青柳:でも当時の自分がやらなかったら、これはちょっとおこがましいんだけど、ウチの会社の限界がそこに来るのかなってところもわかっていたんですよね。そういう意味では乗っかっていくっていうか……安定した大企業だったらわかるんですけど。

岡島:作っていかなきゃっていう。

青柳:そうですね。そういう危機意識のほうが大きかったかなと思います。あとは当時の2010年くらい、日本にジンガさん(Zynga Japan)とかが入ってきて、山田進太郎さんの会社(ウノウ株式会社)を買収するとかが起きて、「日本で戦国時代だ!」って(誰かが)言ったら「いや、これグローバル戦国時代だから」みたいな(笑)。

岡島:「あれ、ゲーム変わってきたぞ」っていう。

青柳:そういうのがあって、行けるんだったら自分から行かなきゃっていうので、あんまり「これに乗ってったら大丈夫だから」みたいなのが(なかった)。上手くいったと思ったら危機がすぐ来るんで。

岡島:でも逆境力が強いですよね、グリーは。グリーの人たちも。

青柳:まあそうですね(笑)。

岡島:さっきの自己効力感じゃないけど、「なんか越えられるんじゃないかな」ってみんなどこかで思ってるんじゃないかな。

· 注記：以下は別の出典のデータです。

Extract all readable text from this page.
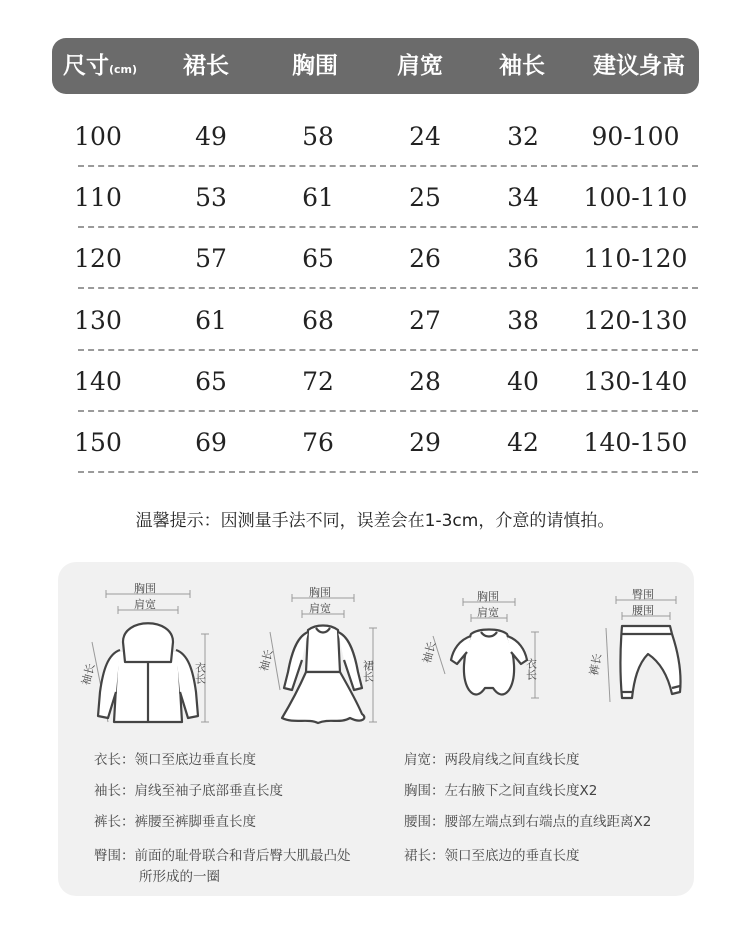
尺寸(cm)	裙长	胸围	肩宽	袖长	建议身高
100	49	58	24	32	90-100
110	53	61	25	34	100-110
120	57	65	26	36	110-120
130	61	68	27	38	120-130
140	65	72	28	40	130-140
150	69	76	29	42	140-150
温馨提示：因测量手法不同，误差会在1-3cm，介意的请慎拍。
胸围
肩宽
袖长	衣长
胸围
肩宽
袖长	裙长
胸围
肩宽
袖长
衣长
臀围
腰围
裤长
衣长：领口至底边垂直长度
袖长：肩线至袖子底部垂直长度
裤长：裤腰至裤脚垂直长度
臀围：前面的耻骨联合和背后臀大肌最凸处
所形成的一圈
肩宽：两段肩线之间直线长度
胸围：左右腋下之间直线长度X2
腰围：腰部左端点到右端点的直线距离X2
裙长：领口至底边的垂直长度
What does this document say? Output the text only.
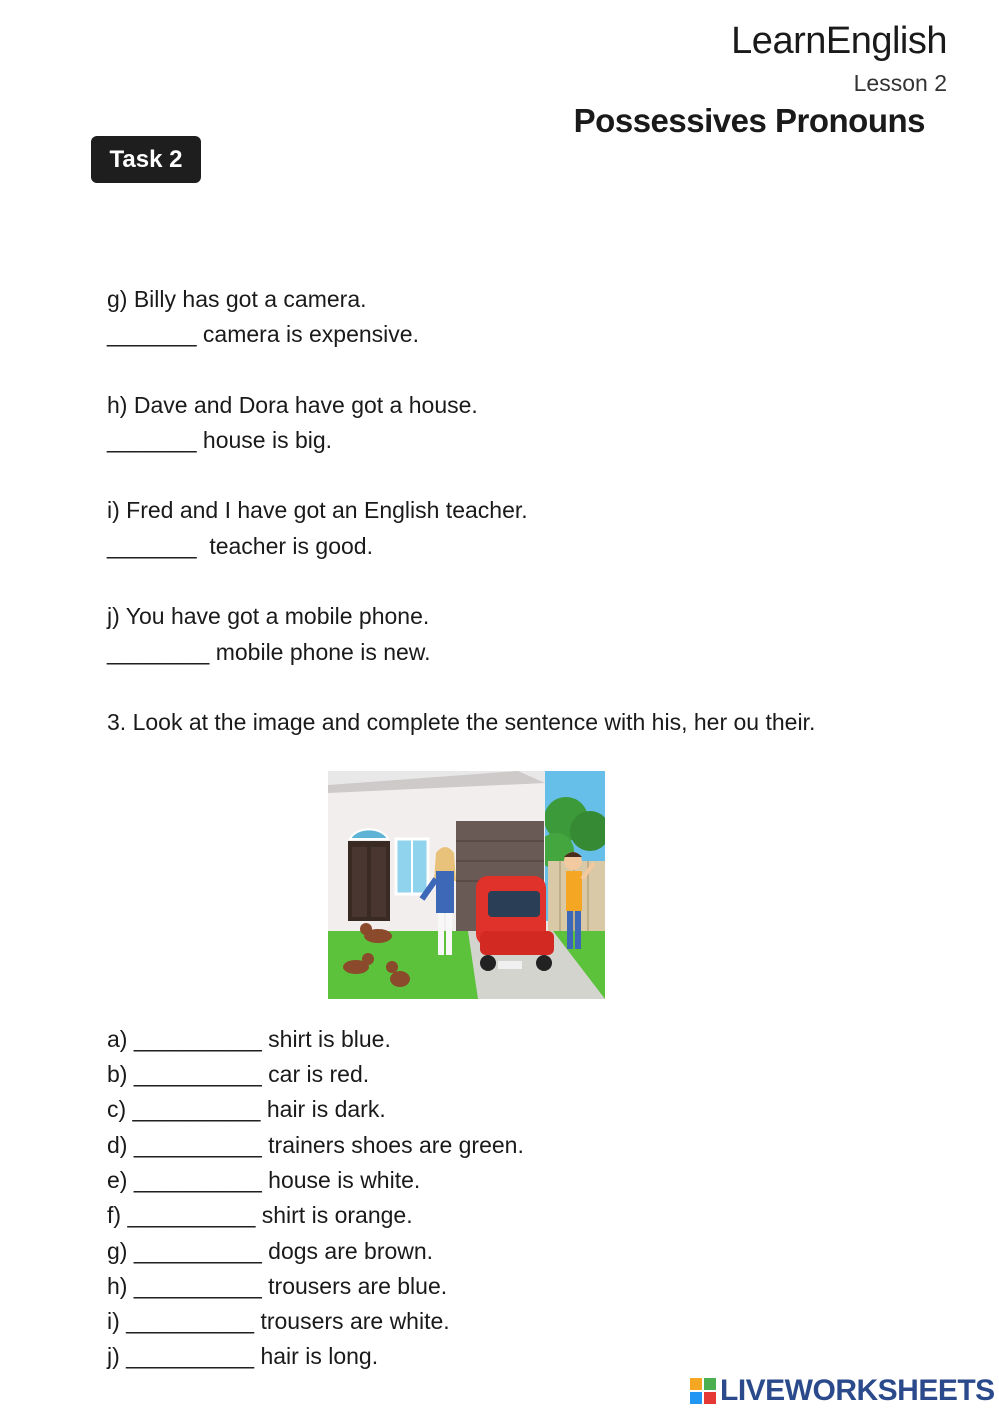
LearnEnglish
Lesson 2
Possessives Pronouns
Task 2
g) Billy has got a camera.
_______ camera is expensive.
h) Dave and Dora have got a house.
_______ house is big.
i) Fred and I have got an English teacher.
_______  teacher is good.
j) You have got a mobile phone.
________ mobile phone is new.
3. Look at the image and complete the sentence with his, her ou their.
a) __________ shirt is blue.
b) __________ car is red.
c) __________ hair is dark.
d) __________ trainers shoes are green.
e) __________ house is white.
f) __________ shirt is orange.
g) __________ dogs are brown.
h) __________ trousers are blue.
i) __________ trousers are white.
j) __________ hair is long.
LIVEWORKSHEETS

青柳:そういう楽観はありますね。それがなかったら、アメリカの途中で折れたでしょうね。

自己否定できるという強み

岡島:宮﨑さんはどうですか? アメリカに行ってグッと自分が伸びた感じ?

宮﨑:苦労しましたけど、アメリカで西條さんと一緒にやってる時期があって、そこでちょっと覚醒した感じはしますけどね。

岡島:どんな覚醒ですか?

宮﨑:一回自己否定しないといけない環境に追い込まれたっていうのが、やっぱりデカくて。日本でやったものが全部通じない。その当時、グリー・DeNA・ウチ(サイバーエージェント)が海外に行っていて、残り2社はちゃんと買収をやってたけどウチはやらずに来たので。

岡島:オーガニックに。

宮﨑:それがいい面もあるんですけど、採用も含めて相当苦労した部分の方が大きかったです。採用した人たちの定着も日本とまったく違って、すぐに転職したりするじゃないですか。シリコンバレーの競争環境のなかで自社をどう見せていくかとか、どうローカル採用の人たちをマネージメントして組織づくりするか、どう事業を作っていくか。

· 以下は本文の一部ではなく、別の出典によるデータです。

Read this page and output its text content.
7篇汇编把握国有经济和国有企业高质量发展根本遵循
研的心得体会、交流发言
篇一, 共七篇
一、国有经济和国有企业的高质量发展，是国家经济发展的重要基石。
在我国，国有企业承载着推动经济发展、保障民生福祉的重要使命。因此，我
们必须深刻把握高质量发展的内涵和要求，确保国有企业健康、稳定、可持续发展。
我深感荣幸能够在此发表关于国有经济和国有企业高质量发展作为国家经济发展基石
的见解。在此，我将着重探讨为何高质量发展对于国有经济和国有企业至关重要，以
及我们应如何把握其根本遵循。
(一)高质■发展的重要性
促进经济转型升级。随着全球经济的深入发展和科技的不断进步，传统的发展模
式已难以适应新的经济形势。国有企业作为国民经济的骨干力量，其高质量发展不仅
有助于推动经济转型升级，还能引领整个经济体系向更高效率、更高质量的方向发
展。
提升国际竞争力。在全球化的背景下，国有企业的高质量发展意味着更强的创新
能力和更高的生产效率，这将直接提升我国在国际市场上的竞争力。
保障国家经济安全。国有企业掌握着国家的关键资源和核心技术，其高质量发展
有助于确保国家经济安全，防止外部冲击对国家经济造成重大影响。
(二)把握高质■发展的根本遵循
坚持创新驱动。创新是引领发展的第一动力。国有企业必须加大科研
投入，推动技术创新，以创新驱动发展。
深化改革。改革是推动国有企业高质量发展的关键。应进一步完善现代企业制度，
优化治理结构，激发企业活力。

全部の変数が、不確定な要素だらけ。こんな難易度の高い市場でビジネスしたことない。その中でやってたので、そこは本当に……失敗もいっぱいしましたけど、めちゃくちゃ成長はできたと思います。

岡島:自己否定できるっていうのも強さなのかな。

宮﨑:自己否定せざるを得ない状況に追い込まれた、みたいな。

岡島:どうですか青柳さんは。

青柳:僕は、今宮﨑さんがおっしゃった「グリーはアメリカで大きな買収を2つしてる」(のときに)300億円くらい使わせていただきまして。300億円投資して結果が出なかったら経営責任じゃないですか(笑)。なので自己否定とかそういうところではなくて、上場会社の役員として、これがもうダメだったら会社を辞めるしかないなと(笑)。自己否定というよりも、追い込まれてます。

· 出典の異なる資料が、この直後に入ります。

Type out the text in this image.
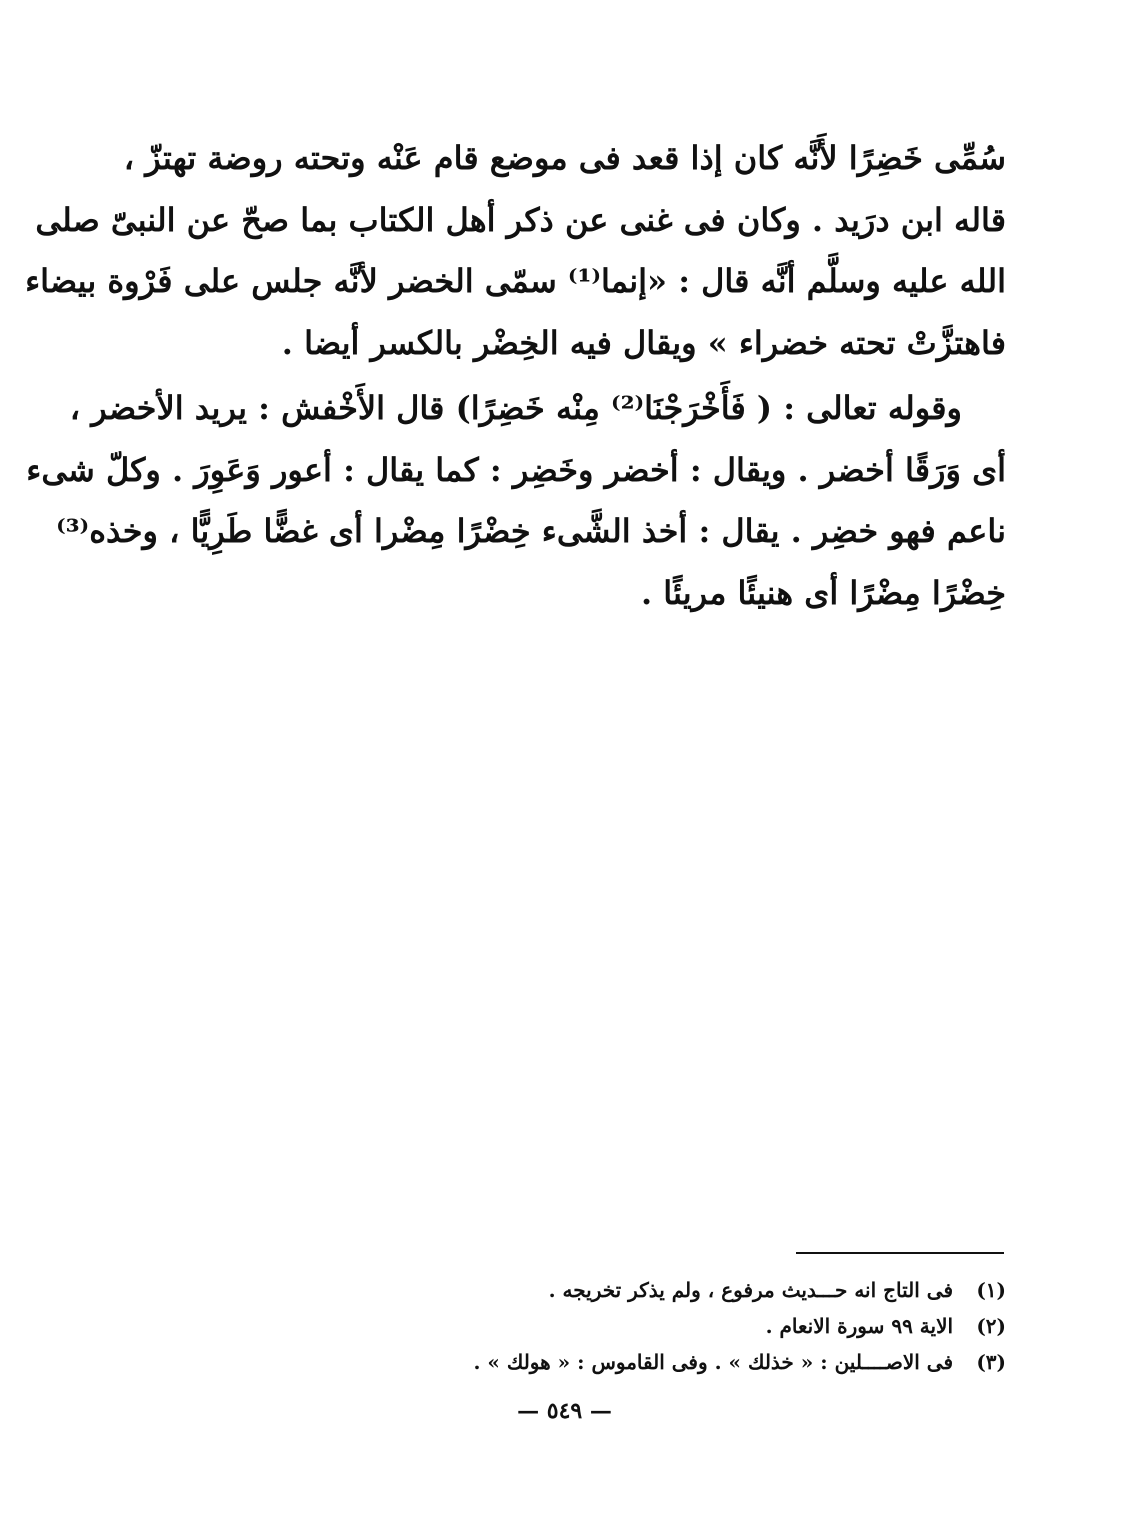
سُمِّى خَضِرًا لأَنَّه كان إذا قعد فى موضع قام عَنْه وتحته روضة تهتزّ ،
قاله ابن درَيد . وكان فى غنى عن ذكر أهل الكتاب بما صحّ عن النبىّ صلى
الله عليه وسلَّم أنَّه قال : «إنما⁽¹⁾ سمّى الخضر لأنَّه جلس على فَرْوة بيضاء
فاهتزَّتْ تحته خضراء » ويقال فيه الخِضْر بالكسر أيضا .
وقوله تعالى : ( فَأَخْرَجْنَا⁽²⁾ مِنْه خَضِرًا) قال الأَخْفش : يريد الأخضر ،
أى وَرَقًا أخضر . ويقال : أخضر وخَضِر : كما يقال : أعور وَعَوِرَ . وكلّ شىء
ناعم فهو خضِر . يقال : أخذ الشَّىء خِضْرًا مِضْرا أى غضًّا طَرِيًّا ، وخذه⁽³⁾
خِضْرًا مِضْرًا أى هنيئًا مريئًا .
(١) فى التاج انه حـــديث مرفوع ، ولم يذكر تخريجه .
(٢) الاية ٩٩ سورة الانعام .
(٣) فى الاصــــلين : « خذلك » . وفى القاموس : « هولك » .
— ٥٤٩ —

「アメリカでやりたい」って言って300億円使って結果が出なかったら、今まで僕がどんなにグリーに貢献してたとしても、このスパンでは経営責任を取らなきゃいけないわけですから。僕、今までグリーに入って追い込まれたことがなかったなと思って、そのとき初めて自分の取締役の座を賭けたなと。

岡島:今日、いいですね。手が震えた話とか(笑)。

青柳:自分の恥ずかしい話をさせてもらいつつ(笑)。

岡島:こういう場でないとなかなか聞けないから。

青柳:岡島さんがすごく聞き出すからしゃべっちゃう(笑)。

岡島:全然全然。なるほどね、追い込まれてそこでまた勝ってるんですよね。

青柳:かろうじて(笑)。

岡島:で、宮﨑さんも勝ってるんですよね、戦って。採用も難しいし、採用して上手くいってるかなと思ったらチームが割れてったりするし、人は辞めたりするし。

宮﨑:そうですね……。

岡島:すぐ辞めるって言うし、競合(他社)に行くって言うし(笑)。

宮﨑:もう「えっ!?」みたいな(笑)。

岡島:「何言っちゃってんの!?」って、決めてきてるしみたいな感じもありますよね。人間不信にはならなかったの?

宮﨑:そこはならなかったですね。もともと芯が強いほうなんで、そういうふうには考えなかったですけど。まあ、割りきってこの環境に自分を合わせて成長させていくしかないなっていう感じに考え方を変えましたね。